Doctors at Sparsh Hospital in Bangalore, who performed the rare surgery, said the child from the remote Rampur village on the Bihar-Nepal border was ''safe and sound'' and was recovering fast. However, she has a long way to go before she was fully rehabilitated.
''Lakshmi has responded very well to the treatment. We have removed all the monitors and she will now rest in the special ward designed for her. However, the wounds are still raw,'' Sharan S Patil, chairman and chief surgeon of the hospital said.
Dr Patil said both of Lakshmi's legs had been plastered to keep them together. All the parameters were normal and the child was consuming semi-solid food and various types of liquids.
Pix: Medical marvel gives Lakshmi a new life
Neurosurgeon Thimmappa Hegde said the child had made significant progress and her clinical and biochemical parameters continued to be normal.
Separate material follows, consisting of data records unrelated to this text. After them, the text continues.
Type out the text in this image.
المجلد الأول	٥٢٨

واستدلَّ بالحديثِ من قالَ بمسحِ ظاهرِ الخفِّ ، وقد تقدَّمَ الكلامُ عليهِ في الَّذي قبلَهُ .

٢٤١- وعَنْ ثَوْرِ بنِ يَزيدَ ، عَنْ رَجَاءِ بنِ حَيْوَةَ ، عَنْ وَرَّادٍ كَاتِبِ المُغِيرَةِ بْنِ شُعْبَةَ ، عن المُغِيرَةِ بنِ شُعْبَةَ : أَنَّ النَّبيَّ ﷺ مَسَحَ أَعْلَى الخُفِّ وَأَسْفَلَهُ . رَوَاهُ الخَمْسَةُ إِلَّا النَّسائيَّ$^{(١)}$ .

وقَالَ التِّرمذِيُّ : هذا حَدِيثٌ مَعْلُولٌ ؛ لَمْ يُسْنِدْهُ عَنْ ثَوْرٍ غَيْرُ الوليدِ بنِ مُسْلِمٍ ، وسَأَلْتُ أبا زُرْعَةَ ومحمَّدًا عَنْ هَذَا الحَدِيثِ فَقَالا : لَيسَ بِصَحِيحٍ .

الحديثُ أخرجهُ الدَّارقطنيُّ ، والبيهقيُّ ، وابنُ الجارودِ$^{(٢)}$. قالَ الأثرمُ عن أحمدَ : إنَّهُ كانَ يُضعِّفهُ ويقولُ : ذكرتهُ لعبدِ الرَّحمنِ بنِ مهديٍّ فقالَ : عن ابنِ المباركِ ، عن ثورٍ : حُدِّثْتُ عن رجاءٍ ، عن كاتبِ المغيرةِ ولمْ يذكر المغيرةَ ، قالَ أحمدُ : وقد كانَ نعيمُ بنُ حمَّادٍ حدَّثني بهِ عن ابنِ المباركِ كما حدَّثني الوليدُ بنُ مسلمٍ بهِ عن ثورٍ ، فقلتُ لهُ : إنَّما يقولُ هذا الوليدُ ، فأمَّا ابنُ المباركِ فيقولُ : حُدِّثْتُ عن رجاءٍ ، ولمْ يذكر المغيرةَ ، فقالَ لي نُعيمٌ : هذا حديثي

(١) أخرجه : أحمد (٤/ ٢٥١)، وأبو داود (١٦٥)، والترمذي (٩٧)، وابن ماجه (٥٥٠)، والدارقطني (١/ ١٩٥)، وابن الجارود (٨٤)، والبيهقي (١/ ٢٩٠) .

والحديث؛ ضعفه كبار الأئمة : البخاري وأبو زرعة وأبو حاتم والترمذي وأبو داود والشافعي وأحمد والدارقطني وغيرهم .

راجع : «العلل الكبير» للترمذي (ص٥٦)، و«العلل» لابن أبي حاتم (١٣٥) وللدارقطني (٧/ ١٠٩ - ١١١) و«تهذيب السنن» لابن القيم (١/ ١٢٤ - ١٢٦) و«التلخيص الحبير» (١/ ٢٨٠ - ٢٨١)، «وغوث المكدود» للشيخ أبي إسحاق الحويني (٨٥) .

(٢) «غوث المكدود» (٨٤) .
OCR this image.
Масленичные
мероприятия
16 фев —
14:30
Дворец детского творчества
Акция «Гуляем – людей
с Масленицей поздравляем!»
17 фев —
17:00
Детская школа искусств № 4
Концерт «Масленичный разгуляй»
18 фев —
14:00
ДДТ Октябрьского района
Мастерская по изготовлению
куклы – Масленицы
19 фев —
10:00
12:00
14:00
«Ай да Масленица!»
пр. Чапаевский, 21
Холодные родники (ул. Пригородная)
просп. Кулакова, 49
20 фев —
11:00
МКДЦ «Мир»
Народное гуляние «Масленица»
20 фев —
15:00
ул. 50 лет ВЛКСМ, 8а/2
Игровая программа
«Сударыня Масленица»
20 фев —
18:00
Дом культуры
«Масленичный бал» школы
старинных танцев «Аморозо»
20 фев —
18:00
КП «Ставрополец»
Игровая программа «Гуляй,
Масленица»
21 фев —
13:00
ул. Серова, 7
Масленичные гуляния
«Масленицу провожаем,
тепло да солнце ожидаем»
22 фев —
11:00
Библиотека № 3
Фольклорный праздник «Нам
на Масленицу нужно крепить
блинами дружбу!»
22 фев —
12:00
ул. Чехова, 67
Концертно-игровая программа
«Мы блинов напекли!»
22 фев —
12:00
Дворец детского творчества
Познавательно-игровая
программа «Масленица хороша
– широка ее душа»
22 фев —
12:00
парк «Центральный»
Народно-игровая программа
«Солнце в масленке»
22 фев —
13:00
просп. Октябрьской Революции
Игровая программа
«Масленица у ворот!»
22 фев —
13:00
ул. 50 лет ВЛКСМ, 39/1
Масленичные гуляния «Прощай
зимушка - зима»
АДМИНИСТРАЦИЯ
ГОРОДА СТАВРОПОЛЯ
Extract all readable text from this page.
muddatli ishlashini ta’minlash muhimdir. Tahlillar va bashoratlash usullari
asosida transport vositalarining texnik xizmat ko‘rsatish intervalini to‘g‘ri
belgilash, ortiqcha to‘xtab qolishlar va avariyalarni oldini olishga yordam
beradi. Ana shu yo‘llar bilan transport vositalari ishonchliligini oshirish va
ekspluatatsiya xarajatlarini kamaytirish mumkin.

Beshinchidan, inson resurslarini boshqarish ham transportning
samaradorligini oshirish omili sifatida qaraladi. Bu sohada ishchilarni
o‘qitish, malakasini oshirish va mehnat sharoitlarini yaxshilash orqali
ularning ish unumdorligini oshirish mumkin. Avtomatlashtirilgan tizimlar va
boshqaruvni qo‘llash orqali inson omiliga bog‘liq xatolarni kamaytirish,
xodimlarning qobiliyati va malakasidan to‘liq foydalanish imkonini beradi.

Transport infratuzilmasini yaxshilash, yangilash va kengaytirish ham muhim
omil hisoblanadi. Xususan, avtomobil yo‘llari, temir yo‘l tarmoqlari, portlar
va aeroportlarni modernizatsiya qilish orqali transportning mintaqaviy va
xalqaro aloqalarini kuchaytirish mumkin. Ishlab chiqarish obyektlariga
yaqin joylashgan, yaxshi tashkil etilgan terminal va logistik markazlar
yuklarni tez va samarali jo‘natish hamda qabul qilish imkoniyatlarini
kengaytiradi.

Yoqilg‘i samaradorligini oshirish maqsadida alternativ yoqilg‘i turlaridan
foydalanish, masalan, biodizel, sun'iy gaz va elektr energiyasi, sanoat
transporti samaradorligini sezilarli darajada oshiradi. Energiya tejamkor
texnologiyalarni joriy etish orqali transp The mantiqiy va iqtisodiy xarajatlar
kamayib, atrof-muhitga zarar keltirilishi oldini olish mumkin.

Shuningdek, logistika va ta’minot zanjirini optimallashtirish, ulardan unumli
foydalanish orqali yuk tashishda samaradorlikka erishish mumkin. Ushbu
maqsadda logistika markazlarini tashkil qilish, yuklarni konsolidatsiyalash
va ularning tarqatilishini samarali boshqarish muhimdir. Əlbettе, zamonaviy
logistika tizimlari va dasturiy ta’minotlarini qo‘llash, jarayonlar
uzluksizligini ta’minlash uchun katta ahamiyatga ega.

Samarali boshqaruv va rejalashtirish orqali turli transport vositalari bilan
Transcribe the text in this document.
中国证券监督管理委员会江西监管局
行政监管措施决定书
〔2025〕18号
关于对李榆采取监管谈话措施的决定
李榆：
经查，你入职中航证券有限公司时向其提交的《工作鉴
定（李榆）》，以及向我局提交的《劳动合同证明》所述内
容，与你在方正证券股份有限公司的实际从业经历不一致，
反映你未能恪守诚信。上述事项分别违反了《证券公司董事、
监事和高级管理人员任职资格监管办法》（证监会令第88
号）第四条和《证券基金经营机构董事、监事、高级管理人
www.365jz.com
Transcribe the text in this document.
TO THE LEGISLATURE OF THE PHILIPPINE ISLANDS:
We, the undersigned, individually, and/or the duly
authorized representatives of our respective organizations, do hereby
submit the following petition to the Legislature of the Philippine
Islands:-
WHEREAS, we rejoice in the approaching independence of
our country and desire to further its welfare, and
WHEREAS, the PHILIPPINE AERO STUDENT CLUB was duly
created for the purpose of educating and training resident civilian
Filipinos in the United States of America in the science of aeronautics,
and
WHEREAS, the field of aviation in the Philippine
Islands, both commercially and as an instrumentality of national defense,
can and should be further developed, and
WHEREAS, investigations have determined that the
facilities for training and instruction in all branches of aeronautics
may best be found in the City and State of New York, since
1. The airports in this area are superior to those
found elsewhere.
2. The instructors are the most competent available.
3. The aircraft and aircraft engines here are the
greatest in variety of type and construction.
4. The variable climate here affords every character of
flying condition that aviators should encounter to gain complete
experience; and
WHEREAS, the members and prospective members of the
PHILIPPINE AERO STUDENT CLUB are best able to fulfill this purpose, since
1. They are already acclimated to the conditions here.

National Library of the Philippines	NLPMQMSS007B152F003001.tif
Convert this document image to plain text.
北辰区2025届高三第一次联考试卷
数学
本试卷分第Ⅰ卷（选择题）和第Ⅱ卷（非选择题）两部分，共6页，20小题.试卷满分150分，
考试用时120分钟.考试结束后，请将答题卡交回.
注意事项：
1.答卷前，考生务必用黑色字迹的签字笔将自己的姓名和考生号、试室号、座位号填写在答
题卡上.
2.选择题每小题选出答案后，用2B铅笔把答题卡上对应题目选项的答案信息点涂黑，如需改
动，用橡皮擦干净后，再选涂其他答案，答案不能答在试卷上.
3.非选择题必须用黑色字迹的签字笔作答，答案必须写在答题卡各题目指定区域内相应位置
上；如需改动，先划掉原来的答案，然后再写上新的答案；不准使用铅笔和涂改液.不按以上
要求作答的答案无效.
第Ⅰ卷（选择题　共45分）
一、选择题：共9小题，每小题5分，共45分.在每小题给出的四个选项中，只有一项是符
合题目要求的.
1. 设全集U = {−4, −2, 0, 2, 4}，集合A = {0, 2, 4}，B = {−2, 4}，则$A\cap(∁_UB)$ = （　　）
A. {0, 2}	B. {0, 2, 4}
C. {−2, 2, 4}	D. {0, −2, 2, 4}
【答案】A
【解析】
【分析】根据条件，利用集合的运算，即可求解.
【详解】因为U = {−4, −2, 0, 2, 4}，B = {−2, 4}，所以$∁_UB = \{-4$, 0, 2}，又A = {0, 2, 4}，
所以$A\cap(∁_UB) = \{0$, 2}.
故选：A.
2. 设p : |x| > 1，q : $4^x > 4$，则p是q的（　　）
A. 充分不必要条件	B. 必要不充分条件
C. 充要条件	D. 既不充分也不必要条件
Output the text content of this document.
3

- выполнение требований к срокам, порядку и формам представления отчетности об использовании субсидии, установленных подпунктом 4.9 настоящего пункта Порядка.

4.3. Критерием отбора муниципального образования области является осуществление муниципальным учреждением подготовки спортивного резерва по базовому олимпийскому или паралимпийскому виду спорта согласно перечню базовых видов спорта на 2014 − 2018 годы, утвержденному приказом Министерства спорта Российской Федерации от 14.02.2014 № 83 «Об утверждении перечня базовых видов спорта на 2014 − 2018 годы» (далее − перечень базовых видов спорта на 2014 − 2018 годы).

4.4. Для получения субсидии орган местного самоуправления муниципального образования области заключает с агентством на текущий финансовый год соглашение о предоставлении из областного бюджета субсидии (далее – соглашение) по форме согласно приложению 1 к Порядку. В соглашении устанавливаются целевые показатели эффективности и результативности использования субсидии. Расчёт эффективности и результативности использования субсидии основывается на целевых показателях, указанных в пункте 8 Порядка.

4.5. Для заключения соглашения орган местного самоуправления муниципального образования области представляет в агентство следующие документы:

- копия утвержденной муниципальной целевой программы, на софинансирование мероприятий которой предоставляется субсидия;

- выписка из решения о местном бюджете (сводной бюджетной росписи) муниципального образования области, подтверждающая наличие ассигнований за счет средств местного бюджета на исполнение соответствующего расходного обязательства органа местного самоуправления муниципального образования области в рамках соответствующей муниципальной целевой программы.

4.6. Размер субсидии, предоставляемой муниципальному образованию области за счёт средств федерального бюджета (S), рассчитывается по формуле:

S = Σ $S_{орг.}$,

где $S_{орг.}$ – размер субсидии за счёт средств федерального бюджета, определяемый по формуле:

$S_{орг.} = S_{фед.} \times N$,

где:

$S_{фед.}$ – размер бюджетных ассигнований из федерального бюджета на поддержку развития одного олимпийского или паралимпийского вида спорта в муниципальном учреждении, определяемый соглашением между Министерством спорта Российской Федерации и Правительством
Lakshmi and her entire family including parents Poonam and Shambu and her brother Mithilesh were presented before the media by the doctors on Tuesday. Lakshmi looked quite cheerful.
The marathon 27-hour operation had attracted worldwide attention when Lakshmi was separated from her headless parasitic twin.
Lakshmi was brought to Bangalore in October by Dr Patil as an ischiopagus twin having two bodies joined at her pelvis. Only one of the twins had a head, while the other was a parasite. Two pairs of legs and arms were formed at either end of the two adjoining torsos, thus appearing as a child with eight limbs.
Image: Two-year-old Lakshmi is cradled in the arms of her father Shambhu at the Sparsh Hospital in Bangalore.